Among Bangladesh's biggest challenges in the immediate future is addressing its worsening air quality issue, particularly in the capital city of Dhaka, which with an air quality index (AQI) score of 196 at 9.15 am on Wednesday was close to “very unhealthy” levels.
Unfortunately, this very unhealthy and sometimes even hazardous reading of our air quality has become the norm, especially during the dry, colder months of winter. Year after year, Dhaka continues to rank as having one of the worst qualities of air, and for whatever reason, it is an issue that constantly fails to get the attention it very seriously warrants.

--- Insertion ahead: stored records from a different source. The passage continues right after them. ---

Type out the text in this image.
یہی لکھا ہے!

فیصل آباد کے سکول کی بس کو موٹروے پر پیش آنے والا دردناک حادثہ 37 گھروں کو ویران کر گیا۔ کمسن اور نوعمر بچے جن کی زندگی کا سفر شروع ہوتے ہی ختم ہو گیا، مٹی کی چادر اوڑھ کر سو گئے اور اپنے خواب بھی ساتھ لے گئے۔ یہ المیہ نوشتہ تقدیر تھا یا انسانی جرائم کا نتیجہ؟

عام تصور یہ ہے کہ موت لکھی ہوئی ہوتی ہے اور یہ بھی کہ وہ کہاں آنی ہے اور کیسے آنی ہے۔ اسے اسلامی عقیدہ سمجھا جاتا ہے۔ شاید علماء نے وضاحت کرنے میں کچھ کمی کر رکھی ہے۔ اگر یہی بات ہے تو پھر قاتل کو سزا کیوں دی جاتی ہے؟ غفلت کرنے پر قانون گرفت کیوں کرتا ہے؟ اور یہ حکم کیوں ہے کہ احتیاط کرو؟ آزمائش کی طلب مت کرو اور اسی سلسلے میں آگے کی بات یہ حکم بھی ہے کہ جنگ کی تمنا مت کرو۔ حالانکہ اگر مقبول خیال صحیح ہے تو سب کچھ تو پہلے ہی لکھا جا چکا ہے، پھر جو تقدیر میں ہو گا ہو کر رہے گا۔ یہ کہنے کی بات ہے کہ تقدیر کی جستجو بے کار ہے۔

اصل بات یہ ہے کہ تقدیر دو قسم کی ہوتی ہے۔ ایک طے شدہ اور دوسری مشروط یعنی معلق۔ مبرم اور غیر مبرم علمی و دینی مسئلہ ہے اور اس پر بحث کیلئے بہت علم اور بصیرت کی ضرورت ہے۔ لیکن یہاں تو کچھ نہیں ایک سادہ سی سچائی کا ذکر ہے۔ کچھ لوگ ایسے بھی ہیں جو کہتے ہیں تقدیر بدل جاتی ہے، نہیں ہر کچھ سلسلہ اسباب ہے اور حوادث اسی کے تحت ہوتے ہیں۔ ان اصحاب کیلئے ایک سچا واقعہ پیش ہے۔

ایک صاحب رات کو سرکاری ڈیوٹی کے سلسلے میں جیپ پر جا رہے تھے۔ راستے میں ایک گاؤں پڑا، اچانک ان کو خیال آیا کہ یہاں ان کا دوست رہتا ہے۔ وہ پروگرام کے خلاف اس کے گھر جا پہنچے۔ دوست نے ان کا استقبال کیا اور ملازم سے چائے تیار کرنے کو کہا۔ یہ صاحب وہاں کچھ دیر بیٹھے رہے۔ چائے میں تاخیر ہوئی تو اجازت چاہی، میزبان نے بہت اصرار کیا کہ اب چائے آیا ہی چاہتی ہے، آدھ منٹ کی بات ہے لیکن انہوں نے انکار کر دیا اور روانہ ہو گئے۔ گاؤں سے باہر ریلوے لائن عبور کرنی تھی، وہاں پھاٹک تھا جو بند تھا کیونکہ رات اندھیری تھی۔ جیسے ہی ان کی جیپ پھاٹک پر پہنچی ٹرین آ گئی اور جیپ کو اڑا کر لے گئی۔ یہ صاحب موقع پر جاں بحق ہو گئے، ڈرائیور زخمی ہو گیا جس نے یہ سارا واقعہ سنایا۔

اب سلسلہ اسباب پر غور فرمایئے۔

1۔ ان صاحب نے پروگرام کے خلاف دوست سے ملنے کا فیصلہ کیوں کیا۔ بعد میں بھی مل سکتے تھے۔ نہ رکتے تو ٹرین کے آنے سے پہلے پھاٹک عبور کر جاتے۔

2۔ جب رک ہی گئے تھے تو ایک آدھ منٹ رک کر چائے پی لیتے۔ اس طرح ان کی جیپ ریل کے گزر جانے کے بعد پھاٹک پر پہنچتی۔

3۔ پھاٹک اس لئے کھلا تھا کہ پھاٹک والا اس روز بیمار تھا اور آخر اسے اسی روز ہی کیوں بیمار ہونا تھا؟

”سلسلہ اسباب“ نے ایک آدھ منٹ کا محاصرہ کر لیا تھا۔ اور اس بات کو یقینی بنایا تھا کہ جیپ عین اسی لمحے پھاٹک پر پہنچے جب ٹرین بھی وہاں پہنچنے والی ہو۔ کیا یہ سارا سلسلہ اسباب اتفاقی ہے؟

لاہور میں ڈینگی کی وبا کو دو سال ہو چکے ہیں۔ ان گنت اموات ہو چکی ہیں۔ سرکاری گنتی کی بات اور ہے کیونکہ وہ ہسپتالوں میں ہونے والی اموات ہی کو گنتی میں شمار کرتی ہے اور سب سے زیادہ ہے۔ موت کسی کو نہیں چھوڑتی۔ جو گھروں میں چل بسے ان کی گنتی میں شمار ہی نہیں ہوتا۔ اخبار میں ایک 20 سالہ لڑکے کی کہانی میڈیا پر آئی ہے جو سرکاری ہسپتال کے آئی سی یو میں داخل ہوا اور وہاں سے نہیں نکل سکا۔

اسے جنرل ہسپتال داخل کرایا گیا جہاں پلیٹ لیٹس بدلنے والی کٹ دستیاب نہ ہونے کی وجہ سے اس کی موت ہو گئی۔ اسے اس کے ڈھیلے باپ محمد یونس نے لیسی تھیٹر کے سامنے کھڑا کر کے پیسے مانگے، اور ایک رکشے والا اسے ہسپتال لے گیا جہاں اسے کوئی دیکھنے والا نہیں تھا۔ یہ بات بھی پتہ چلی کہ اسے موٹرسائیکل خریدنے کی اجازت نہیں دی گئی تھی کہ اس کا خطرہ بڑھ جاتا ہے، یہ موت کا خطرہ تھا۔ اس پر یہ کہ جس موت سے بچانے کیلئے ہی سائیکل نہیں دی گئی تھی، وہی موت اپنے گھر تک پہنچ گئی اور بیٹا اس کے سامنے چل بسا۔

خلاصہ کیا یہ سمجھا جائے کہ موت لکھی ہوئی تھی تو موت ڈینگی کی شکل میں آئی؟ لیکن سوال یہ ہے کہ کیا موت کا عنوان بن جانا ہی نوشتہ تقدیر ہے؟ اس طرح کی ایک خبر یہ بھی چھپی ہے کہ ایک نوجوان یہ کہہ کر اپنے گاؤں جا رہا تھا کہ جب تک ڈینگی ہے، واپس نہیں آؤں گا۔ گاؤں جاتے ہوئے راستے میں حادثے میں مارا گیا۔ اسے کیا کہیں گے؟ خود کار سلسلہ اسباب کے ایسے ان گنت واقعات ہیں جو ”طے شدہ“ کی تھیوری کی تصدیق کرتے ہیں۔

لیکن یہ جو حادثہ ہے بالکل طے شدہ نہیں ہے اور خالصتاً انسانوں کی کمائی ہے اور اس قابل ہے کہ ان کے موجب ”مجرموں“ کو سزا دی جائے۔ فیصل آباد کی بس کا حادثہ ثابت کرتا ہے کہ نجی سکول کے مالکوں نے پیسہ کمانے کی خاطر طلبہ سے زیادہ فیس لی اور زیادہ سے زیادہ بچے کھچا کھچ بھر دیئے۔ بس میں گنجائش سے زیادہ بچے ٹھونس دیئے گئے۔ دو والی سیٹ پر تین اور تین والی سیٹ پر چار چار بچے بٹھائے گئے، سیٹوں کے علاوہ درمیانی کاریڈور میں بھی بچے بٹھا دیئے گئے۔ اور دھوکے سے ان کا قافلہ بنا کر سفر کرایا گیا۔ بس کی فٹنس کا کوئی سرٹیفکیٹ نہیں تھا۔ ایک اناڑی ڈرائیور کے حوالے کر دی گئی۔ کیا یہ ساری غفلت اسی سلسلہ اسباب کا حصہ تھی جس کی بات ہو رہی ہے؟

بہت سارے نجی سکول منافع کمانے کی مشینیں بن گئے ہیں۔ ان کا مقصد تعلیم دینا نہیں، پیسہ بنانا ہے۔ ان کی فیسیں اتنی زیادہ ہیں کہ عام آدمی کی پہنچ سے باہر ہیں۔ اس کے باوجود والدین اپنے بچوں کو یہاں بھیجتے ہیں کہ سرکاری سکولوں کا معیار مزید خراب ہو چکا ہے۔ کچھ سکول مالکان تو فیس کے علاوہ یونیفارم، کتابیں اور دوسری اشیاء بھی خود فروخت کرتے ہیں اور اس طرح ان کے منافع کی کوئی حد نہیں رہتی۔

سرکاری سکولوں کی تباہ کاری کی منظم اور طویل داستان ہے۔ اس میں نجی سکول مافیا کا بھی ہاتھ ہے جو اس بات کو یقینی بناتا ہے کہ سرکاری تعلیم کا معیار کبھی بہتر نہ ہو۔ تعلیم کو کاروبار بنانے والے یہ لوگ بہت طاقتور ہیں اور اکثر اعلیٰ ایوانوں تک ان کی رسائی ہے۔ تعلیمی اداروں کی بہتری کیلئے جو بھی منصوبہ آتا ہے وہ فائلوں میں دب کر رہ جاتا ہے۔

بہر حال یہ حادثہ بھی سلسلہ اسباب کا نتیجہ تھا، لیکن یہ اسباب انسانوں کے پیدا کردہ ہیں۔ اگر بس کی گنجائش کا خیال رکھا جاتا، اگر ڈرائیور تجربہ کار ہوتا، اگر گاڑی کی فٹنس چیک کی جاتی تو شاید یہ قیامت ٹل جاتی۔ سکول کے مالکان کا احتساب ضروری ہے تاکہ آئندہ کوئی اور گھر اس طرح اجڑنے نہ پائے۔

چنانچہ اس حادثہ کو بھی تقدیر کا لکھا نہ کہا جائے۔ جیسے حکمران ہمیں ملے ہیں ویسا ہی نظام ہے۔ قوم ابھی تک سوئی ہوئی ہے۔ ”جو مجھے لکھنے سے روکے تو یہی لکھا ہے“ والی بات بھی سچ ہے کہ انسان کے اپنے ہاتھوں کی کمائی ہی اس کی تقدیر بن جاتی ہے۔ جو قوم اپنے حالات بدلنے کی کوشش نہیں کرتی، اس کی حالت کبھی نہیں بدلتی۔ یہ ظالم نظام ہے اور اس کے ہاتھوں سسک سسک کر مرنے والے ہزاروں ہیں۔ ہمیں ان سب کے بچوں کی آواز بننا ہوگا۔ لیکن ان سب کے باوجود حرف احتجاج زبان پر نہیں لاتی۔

Poor air quality costs residents of Dhaka as much as a decade of their lifespan on average, and is responsible for the loss of hundreds of thousands of lives due to numerous diseases. And yet, we have utterly failed to make Dhaka's air safe to breathe.
Yes, we continue to develop at a rapid rate, but one of the ramifications of this unchecked urbanization and growth has been the degradation of our environment and the worsening of our air quality.
We cannot forget that, while this is the decade we graduate to a middle income economy, we have also committed to the Sustainable Development Goals, and it goes without saying that poisoning our air does not align with sustainable development.
Ultimately, it is the same culprits that continue to be the major reason for our terrible air quality, from the brick kilns operating with impunity around Dhaka to the urban traffic and polluting industries. If Bangladesh is indeed to become an economy that the world will take seriously, it cannot have a capital whose citizens are quite literally choking on the air they are breathing.